Some security experts said the CIA’s possible use of tools from other spy agencies raised the risk of false attribution for targeted cyber attacks by the US intelligence agency.

He said CIA cyber spying efforts could be set back years.

The CIA and White House declined comment. “We do not comment on the authenticity or content of purported intelligence documents,” CIA spokesman Jonathan Liu said in a statement.

WikiLeaks said it aims to provoke a political and legal debate over the CIA’s cyber arsenal. However, it was holding back, for now, much of the technical documentation that would allow other hackers and cyber criminals to exploit the hacks – while putting vendors on notice to expect further revelations.

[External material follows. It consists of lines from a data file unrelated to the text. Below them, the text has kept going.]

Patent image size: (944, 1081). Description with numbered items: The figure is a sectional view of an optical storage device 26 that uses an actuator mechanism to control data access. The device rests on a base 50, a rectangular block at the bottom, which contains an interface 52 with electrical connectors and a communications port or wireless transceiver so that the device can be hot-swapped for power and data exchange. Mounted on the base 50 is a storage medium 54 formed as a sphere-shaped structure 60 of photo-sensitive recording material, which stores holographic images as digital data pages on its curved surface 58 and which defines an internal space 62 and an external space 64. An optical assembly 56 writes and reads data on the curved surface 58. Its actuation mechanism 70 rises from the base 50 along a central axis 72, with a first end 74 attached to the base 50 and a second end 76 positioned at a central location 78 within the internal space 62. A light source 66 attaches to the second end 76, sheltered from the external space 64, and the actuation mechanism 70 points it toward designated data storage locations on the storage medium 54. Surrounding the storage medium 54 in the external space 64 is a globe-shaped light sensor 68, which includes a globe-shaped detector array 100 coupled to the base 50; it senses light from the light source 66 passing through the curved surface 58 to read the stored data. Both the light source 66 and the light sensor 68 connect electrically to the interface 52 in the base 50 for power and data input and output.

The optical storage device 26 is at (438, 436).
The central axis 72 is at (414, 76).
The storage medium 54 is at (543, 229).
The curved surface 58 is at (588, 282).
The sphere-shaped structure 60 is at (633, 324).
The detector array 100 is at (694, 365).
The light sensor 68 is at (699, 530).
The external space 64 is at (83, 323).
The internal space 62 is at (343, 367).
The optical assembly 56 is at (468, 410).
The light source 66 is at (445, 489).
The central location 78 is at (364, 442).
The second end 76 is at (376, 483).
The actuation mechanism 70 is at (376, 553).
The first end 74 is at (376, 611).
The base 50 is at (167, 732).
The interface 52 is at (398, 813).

The organisation said in a statement it is “avoiding the distribution of ‘armed’ cyber weapons until a consensus emerges on the technical and political nature of the CIA’s programme and how such ‘weapons’ should analysed, disarmed and published”.

It describes sophisticated tools for targeting the devices of individual users, in contrast to the revelations by former National Security Agency contractor Edward Snowden’s of mass data collection on millions of web and phone users worldwide.